So You Think You Want Bigger Boobs (C4)
IT'S not the sort of thing that Jim would have fixed, but the makers of this programme did make Liverpool hairdresser Charlie's dream come true.
They equipped her with a pair of bigger breasts, specially designed falsies made by the company that produced models for Gladiator and The English Patient.
She'd always wanted to change her "little nippers" although the price tag of £3,000 for cosmetic surgery to change them wasn't one she was prepared to pay. A silicone body cast, worn night and day for ten days, gave her the chance to see and feel what it was like carrying around a pair of double Ds.
Her own efforts to enhance her natural endowments - tissues stuffed down her bra, a pump-up bra and make-up - had not been successful.
When D-day came, Charlie found bigger boobs meant bigger problems from the word go. "When I first put them on, I couldn't see my feet," she said.
The bits she could see required more work. "My nipples need a bit of filing down," she said, embarrassed by these outstanding false features.

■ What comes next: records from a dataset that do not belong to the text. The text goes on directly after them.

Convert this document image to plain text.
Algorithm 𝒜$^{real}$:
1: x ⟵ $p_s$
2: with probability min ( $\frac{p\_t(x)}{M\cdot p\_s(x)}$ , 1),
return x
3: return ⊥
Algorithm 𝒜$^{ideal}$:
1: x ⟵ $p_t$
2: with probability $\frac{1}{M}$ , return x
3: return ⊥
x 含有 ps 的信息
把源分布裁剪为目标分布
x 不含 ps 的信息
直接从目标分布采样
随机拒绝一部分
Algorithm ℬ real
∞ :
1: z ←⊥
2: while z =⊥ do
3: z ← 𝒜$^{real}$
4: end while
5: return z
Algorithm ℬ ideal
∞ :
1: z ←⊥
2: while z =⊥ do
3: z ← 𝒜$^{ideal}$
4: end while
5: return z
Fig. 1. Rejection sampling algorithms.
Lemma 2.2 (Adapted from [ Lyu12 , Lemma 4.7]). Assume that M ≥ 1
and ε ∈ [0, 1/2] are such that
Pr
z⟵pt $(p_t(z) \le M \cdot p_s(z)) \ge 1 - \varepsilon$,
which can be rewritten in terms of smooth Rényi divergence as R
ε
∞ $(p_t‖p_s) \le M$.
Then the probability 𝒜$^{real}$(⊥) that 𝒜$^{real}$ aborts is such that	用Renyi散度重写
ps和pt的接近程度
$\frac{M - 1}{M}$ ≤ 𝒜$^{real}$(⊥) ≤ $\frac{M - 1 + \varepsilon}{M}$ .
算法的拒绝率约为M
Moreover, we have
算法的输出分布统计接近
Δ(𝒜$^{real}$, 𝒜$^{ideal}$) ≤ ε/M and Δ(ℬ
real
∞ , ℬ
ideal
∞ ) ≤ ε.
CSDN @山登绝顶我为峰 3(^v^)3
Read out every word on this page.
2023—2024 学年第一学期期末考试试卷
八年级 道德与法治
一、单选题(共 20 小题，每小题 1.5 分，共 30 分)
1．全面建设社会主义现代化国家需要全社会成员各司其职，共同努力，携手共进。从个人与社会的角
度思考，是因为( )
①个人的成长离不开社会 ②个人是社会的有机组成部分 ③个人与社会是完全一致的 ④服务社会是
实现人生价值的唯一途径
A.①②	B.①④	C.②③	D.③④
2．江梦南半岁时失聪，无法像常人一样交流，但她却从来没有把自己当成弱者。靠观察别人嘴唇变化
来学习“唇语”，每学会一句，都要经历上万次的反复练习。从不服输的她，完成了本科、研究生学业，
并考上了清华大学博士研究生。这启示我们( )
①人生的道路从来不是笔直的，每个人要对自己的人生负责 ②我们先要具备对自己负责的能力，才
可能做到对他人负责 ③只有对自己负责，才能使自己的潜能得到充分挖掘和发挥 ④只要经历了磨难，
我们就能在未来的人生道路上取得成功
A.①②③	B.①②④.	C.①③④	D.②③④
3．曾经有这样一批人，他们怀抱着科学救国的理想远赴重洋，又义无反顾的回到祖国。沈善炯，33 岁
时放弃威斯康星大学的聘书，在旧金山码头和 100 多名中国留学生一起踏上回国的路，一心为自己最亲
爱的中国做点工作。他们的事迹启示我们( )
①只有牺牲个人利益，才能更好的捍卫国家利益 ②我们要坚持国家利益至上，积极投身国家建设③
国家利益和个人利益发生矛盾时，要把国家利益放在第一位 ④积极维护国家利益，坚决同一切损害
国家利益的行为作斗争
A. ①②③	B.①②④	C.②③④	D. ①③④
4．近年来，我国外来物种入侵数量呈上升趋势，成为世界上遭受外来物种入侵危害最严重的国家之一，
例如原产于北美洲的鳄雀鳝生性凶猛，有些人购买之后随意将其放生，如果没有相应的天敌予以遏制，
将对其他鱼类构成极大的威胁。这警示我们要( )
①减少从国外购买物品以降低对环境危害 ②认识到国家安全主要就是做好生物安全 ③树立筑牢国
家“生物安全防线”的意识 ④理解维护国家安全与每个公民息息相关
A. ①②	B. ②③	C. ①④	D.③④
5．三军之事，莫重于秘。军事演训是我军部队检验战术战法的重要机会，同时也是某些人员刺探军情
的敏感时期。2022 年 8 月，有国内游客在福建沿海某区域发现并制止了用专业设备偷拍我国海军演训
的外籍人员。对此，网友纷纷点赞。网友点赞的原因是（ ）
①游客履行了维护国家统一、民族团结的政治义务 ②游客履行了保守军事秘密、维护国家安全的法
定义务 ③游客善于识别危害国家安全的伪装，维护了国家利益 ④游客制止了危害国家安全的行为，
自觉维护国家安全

The psychological uplift of feeling better about her body was offset by the physical difficulties of carrying around seven pounds of extra baggage on her chest.
She walked into doors with them and could no longer sleep on her front. Doing yoga classes proved impossible as her new boobs limited her manoeuvrability and dancing was hard because "they swing one way and your body swings the other".
By the end of this endlessly fascinating (well, I'm a man, I would say that, wouldn't I?) experiment, she was thoroughly disillusioned with increasing her bra size.
Charlie vowed never to moan about her real breasts again. "I didn't realise how hard it was for people with big boobs," she admitted. She had something else she wanted to get off her chest - those fake breasts.